The Housing Minister has said he thinks it is sensible to sell social homes when they become empty in expensive areas, and use the money to build more social homes in less expensive streets not too far away. His critics say this amounts to “social cleansing”, driving social housing tenants out of fashionable areas.
If the state does do this, it will be behaving like the rest of society. The high priced parts of central London have already been awarded to the rich by the market. Most people paying UK taxes even on well paid jobs are priced out of the central districts. If they want anything other than a very small flat they need to buy elsewhere, so high are house prices.
You could argue this either way. Does that it mean it makes sense to sell social homes when they become available, in an effort to try to get the prices down a bit in these very dear areas? Wouldn’t it free much needed state money to do more good at a more sensible price nearby? Or does it mean you just add state “social cleansing “to market “social cleansing”?

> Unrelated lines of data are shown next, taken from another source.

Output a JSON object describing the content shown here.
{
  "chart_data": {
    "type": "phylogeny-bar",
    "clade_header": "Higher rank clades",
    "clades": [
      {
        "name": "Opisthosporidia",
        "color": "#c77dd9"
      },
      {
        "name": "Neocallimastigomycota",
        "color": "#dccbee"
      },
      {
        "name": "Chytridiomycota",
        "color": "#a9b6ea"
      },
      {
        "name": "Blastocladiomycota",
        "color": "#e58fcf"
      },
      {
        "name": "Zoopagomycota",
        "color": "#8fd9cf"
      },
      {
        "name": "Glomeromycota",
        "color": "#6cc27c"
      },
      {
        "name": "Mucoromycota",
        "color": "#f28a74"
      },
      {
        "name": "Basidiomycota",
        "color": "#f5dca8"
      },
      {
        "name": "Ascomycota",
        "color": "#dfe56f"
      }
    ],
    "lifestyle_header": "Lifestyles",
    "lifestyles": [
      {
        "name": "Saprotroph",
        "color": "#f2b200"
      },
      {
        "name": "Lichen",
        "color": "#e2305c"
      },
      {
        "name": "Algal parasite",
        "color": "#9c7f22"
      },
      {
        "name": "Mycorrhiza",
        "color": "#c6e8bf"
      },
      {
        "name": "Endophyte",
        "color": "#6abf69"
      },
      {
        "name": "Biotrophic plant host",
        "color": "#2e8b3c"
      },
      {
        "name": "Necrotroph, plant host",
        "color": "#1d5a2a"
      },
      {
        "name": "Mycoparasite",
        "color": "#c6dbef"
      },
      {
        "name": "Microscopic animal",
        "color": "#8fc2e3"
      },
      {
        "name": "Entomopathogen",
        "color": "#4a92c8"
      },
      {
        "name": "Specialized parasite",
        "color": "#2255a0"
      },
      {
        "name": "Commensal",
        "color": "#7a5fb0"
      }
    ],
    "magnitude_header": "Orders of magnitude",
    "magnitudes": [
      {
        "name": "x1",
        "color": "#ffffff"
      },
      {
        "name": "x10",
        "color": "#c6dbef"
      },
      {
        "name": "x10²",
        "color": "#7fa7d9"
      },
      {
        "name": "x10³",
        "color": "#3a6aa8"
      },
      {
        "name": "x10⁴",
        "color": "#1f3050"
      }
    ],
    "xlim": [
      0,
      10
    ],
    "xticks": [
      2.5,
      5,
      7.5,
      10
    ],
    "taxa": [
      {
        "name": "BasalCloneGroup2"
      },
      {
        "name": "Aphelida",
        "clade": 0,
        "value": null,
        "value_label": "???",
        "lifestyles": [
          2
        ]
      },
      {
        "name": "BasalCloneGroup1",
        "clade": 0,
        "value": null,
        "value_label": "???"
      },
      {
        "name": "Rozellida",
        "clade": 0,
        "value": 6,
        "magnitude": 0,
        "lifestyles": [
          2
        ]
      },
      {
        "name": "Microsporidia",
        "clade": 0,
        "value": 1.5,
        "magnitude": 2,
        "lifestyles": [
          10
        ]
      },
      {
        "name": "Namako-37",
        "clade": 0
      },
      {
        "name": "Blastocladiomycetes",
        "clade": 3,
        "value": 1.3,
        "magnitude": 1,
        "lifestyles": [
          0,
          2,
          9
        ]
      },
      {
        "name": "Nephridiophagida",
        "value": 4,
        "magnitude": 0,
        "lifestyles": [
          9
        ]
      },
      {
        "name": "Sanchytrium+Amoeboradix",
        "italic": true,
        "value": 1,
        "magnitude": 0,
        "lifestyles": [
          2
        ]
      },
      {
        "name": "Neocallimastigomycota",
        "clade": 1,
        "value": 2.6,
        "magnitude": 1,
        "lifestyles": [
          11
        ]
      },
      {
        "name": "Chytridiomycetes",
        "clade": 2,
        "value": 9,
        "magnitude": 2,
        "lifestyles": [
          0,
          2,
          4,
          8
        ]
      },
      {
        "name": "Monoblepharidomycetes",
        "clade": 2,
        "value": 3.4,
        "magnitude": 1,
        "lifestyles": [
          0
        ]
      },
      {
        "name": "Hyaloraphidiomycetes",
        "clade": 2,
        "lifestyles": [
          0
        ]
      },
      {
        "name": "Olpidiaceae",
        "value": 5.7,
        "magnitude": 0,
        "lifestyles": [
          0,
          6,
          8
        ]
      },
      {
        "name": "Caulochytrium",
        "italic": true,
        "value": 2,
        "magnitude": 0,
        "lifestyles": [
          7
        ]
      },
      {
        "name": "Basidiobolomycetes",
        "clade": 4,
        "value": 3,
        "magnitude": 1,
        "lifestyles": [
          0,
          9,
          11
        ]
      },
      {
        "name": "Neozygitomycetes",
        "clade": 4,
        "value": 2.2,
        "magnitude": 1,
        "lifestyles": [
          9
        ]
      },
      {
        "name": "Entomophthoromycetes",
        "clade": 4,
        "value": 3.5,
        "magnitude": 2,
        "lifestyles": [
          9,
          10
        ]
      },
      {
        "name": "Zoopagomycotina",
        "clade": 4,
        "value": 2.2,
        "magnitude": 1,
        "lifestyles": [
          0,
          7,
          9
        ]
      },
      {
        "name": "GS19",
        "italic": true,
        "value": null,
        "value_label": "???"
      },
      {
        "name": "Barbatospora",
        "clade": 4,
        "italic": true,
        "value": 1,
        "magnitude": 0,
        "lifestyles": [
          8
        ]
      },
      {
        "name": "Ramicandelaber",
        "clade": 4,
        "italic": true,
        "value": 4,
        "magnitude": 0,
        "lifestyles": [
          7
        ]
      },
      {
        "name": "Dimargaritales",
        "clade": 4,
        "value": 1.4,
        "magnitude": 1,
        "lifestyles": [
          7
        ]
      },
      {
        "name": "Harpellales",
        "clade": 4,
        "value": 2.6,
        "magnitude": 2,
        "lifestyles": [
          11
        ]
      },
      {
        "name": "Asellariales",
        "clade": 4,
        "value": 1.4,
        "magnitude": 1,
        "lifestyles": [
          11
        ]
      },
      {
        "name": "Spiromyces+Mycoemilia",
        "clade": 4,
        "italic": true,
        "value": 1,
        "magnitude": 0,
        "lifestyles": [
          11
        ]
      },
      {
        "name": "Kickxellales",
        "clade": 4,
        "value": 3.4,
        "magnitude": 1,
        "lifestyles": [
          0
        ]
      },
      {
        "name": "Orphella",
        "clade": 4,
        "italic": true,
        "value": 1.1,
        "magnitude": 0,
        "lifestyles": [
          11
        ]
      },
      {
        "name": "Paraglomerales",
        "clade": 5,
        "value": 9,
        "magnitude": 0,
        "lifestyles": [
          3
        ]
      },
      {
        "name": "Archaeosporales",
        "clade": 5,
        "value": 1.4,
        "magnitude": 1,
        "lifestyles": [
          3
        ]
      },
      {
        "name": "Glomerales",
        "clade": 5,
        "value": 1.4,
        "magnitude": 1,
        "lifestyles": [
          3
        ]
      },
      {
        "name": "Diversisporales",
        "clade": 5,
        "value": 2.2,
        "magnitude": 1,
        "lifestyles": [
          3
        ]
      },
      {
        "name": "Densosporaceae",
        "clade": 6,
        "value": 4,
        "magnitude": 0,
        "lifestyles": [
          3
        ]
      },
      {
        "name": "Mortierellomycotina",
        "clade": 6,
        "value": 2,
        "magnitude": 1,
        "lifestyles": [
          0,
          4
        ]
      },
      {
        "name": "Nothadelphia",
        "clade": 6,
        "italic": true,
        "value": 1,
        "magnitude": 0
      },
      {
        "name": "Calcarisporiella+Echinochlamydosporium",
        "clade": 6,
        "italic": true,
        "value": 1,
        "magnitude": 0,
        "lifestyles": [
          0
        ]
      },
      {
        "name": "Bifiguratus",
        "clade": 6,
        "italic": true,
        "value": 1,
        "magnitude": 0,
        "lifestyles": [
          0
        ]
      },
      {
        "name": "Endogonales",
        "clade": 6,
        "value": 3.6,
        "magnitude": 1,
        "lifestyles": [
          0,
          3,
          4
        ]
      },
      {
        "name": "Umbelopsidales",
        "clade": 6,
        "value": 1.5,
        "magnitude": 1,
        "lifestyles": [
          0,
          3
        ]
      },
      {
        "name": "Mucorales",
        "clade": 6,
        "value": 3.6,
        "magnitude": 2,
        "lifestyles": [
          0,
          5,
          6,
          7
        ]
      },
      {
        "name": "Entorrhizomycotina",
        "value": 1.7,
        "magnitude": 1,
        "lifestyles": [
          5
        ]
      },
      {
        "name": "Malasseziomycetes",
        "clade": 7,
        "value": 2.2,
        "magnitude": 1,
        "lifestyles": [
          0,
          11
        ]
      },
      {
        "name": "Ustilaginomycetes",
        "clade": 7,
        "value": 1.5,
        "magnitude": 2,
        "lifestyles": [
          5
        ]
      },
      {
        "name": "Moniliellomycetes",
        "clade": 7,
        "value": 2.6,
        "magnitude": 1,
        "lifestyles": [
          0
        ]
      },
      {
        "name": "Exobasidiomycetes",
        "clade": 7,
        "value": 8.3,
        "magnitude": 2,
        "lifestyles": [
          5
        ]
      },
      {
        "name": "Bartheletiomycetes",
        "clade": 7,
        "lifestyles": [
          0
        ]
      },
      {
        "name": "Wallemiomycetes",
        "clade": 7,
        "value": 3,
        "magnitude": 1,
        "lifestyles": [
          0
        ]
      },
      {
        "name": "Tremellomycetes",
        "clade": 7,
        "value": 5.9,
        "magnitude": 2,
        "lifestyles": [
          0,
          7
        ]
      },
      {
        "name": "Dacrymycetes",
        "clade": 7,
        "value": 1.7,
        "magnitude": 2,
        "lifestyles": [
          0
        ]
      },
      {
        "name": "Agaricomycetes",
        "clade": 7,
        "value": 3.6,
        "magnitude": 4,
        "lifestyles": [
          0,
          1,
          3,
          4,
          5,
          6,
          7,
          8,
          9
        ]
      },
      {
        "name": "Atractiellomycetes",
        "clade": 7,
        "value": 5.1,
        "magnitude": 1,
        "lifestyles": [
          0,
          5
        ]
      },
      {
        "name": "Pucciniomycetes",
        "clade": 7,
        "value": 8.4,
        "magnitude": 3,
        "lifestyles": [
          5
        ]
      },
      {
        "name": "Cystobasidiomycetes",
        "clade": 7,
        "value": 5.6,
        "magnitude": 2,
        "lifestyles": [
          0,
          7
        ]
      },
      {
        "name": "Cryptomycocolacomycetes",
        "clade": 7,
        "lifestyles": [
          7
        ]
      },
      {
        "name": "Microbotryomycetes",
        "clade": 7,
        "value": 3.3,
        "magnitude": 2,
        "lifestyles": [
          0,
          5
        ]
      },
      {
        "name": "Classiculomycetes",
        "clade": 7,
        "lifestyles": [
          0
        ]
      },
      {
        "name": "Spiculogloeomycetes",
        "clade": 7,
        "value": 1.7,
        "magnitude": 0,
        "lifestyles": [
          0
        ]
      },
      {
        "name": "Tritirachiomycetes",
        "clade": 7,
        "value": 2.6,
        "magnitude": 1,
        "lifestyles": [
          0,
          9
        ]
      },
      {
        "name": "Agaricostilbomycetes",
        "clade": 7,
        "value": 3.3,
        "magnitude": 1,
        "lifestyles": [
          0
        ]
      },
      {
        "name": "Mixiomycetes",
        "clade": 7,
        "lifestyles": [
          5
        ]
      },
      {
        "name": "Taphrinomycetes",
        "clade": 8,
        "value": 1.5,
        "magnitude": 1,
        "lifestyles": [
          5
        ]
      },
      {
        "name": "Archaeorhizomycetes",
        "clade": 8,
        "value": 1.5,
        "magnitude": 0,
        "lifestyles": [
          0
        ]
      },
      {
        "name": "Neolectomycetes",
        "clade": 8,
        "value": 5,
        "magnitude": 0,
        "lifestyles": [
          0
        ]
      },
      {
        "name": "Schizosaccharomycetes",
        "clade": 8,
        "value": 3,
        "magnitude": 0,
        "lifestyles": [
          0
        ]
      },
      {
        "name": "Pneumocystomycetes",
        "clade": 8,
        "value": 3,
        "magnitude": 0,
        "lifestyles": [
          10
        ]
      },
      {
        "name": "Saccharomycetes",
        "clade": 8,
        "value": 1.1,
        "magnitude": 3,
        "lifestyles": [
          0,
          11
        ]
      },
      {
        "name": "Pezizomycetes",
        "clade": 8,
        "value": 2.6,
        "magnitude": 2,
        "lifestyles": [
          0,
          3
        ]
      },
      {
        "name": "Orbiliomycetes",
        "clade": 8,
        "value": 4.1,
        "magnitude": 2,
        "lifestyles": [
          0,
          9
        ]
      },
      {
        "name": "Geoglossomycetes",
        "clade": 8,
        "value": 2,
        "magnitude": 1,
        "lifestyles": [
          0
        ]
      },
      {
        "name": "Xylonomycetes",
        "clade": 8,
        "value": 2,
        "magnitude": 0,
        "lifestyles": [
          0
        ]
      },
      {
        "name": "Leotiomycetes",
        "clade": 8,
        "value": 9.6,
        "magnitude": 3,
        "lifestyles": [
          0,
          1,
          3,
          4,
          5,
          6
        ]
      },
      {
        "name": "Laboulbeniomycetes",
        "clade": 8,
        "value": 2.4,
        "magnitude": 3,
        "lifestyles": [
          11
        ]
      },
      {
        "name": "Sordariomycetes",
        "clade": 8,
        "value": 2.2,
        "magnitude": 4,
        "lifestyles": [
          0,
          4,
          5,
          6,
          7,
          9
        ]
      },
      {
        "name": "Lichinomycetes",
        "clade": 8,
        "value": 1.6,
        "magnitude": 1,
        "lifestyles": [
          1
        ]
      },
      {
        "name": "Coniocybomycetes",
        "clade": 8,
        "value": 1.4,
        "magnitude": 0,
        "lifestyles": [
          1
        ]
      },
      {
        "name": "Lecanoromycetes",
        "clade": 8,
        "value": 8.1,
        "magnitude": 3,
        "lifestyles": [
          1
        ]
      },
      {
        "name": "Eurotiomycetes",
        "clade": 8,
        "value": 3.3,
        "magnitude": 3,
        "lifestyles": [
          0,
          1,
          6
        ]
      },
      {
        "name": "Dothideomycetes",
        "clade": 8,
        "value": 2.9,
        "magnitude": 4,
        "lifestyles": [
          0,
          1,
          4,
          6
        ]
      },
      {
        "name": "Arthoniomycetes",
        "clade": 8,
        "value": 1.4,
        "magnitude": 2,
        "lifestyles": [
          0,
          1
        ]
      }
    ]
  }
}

Maybe the idea of social cleansing is a silly one. All my life Mayfair has been very expensive, banned to most of us as a possible place to live. Just as you have to be very good at football to play for Manchester United, or have to pass elite exams to be an NHS doctor, so you have to be very rich to live in a house or large flat in central London. It was ever thus. One way or another you have to ration access to Mayfair housing, as there is not enough for all who would like it to have it. I cannot see that state allocation would be better than market forces. What are your thoughts?
The idea that social housing landlords can sell high priced property when empty to pay for more replacements in cheaper locations is not a new one. It also rests on the assumption that sufficient high value property becomes available, as the scheme rightly assumes the social landlord can only sell once the property has been willingly vacated by the former tenant.